Século XXI: a era do espectador?
Texto produzido a partir de visita à exposição “MAC USP no Século XXI: a Era dos Artistas”, em cartaz no Museu de Arte Contemporânea da Universidade de São Paulo – MAC USP, desde 20 de maio de 2017 (exposição de longa duração).
Logo de início, o espectador surpreende-se ao se deparar com uma proposta inovadora: uma exposição cuja curadoria seja “quase invisível”, como afirma a curadora Kátia Canton. Não a toa, o título “a era dos artistas” é referência direta ao período conhecido como “a era dos curadores” (período que se inicia a partir das duas últimas décadas do século XX). Propondo um olhar alternativo a este panorama, a exposição apresenta obras, produzidas a partir de 2000, sem uma interferência curatorial.
Composta em sua grande maioria por doações dos próprios artistas, as obras estão dispostas de acordo com seus sobrenomes, de modo que não há um texto que sugira e preestabeleça aproximações delimitadas por um viés específico. A intenção é que, com o foco nas obras, elas se relacionem livre e diretamente com o espectador, de forma a se tornarem “convites” para que a própria experiência de quem as observa seja a base principal da interação entre ambos.
Em um primeiro momento, o público pode se sentir intimidado com a proposta, uma vez que o conforto de receber uma visão já direcionada das obras lhe é extraído. A este sentimento, junta-se o de “ser enganado”, já que as obras podem não corresponder às suas referências artísticas. Ao percorrer corredores e salas, tendo como apoio apenas o título das obras (isso quando não se depara com a frase “sem título”), o espectador se vê desafiado a buscar caminhos alternativos para significá-las e até mesmo relacioná-las.
Assim, cada imagem, cada objeto ali exposto, oferece-se inteiramente, com mediação quase nula entre obra e sujeito. E a este, cabe explorar o que, em um primeiro momento, parece apenas mero objeto; cabe aceitar as provocações que, por exemplo, propõe uma ratoeira cujo título é “armadilha para não pegar”; cabe descobrir o que cada detalhe tem por revelar. E os desafios são muitos: cavalos vermelhos, imagens que ganham vida através de fuligem, mesas que desaparecem parcialmente no chão envoltas por barquinhos de papel, formas que brincam com os limites entre figuração e abstração, bandeiras formadas por balas de revólver, elefantes de espuma, cruzes que surgem em meio a quadros aparentemente monocromáticos. O que cada uma delas quer dizer? A resposta, desta vez, não vem de fora.

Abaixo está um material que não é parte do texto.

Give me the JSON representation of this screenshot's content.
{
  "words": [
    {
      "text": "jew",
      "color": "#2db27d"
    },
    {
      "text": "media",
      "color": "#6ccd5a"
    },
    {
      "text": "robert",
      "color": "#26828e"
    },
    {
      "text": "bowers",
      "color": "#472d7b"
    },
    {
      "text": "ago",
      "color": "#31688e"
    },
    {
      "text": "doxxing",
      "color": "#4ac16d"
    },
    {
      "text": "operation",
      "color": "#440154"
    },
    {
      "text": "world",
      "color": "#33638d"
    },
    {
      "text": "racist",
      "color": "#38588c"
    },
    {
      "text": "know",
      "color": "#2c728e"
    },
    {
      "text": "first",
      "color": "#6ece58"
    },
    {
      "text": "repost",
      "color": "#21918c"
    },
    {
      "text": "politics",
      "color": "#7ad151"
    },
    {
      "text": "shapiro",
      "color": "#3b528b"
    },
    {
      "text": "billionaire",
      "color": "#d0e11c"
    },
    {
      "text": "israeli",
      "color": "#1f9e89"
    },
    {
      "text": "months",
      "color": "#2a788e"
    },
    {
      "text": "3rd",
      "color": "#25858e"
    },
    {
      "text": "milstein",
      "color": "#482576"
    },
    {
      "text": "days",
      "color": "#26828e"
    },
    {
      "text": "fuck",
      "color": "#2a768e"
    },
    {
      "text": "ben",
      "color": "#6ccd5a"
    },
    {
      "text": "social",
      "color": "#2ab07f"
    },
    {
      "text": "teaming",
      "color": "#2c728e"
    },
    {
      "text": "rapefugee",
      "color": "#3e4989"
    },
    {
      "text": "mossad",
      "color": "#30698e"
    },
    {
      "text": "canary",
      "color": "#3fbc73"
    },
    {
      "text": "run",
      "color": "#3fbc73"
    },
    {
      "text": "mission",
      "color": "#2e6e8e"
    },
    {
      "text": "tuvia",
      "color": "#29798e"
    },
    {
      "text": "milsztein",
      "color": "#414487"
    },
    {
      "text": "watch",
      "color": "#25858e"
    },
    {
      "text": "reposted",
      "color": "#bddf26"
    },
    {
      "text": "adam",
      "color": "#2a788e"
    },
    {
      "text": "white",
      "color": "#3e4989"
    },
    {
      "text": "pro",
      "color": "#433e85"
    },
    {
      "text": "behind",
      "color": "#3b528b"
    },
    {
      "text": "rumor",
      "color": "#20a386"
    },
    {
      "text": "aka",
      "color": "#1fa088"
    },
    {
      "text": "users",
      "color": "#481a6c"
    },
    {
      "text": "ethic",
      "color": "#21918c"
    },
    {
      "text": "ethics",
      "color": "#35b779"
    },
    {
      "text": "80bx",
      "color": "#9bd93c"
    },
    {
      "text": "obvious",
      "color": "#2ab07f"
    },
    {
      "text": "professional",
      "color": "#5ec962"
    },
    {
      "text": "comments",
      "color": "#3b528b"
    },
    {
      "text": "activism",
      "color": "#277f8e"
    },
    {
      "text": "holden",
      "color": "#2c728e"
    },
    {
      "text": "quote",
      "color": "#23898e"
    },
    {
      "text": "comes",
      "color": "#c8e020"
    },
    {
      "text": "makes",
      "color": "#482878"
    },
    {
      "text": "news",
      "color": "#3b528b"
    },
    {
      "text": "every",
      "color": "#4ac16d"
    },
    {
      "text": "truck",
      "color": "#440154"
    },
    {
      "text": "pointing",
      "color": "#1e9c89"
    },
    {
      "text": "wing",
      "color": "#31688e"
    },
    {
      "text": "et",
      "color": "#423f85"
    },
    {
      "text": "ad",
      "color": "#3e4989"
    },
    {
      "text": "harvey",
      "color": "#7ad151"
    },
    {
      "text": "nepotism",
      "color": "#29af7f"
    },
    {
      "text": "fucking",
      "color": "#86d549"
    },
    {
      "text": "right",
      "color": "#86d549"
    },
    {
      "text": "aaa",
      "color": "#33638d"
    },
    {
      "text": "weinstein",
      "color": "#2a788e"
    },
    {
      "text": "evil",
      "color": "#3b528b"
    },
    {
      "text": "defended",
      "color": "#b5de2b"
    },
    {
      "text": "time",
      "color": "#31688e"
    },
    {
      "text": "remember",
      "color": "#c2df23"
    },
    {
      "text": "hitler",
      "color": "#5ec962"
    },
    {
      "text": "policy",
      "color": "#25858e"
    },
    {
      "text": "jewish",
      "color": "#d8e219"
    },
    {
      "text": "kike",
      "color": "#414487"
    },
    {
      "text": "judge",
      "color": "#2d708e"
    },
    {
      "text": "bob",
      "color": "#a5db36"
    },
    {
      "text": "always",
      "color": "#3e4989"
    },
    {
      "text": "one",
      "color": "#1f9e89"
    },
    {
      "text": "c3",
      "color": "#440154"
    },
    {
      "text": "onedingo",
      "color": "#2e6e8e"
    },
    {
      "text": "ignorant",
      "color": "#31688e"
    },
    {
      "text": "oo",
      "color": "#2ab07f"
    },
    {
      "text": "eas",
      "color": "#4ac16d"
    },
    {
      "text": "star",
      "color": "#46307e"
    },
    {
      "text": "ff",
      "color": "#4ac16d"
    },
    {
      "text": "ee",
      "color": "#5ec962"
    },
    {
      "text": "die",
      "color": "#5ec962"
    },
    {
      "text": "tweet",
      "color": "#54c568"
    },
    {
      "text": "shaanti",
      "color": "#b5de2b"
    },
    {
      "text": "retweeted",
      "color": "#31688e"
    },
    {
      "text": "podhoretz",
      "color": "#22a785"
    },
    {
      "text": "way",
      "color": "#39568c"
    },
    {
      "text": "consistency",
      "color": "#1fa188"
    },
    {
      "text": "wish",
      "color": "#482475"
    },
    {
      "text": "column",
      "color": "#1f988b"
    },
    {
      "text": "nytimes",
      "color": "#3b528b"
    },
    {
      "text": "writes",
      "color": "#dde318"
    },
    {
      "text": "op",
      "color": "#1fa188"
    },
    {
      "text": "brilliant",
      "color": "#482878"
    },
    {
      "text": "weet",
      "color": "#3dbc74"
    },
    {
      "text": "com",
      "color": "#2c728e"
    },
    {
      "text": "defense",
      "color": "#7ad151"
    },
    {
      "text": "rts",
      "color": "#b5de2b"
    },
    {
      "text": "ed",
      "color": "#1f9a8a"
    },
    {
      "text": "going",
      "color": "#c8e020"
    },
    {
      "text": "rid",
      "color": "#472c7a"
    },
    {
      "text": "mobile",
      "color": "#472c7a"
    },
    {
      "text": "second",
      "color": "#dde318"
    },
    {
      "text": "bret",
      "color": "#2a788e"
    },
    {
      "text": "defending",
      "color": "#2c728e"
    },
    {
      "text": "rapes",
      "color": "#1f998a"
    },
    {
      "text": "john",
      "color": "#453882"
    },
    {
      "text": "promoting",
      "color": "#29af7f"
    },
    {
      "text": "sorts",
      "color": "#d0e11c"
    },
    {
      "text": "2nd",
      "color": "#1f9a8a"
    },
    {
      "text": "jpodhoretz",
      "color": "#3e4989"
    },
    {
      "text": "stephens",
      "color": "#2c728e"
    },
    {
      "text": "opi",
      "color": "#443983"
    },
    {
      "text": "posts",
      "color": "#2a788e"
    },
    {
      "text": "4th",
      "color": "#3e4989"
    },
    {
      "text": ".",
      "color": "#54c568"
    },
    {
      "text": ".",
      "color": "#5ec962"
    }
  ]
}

Se o espectador entender que estas obras podem funcionar como gatilhos que, após acionados, iniciam um processo no qual só se chega ao fim quando seus valores são transformados, ele descobre o prazer de, mesmo que por alguns minutos, abandonar seus valores que tanto preza para se arriscar em novas possibilidades. E durante este processo, percebe que a falta de respostas claras, que provavelmente o incomodou em um primeiro contato, não é mais um problema, pois a experiência de navegar por um caminho que antes sequer existia já se basta.
Se na era dos artistas a não interferência de leituras fixas possibilita ao espectador assumir a construção de significação das obras, bem como de suas inter-relações, as infinitas possibilidades intrínsecas a elas potencializam-se. Com isso beneficiam-se não apenas a relação sujeito e obra de arte, mas também o próprio sujeito, agora capaz de deixar-se ser verdadeiramente transformado pela obra. E se a proposta fosse abraçada no meio artístico, seria fácil dizer que a era seria, então, do espectador.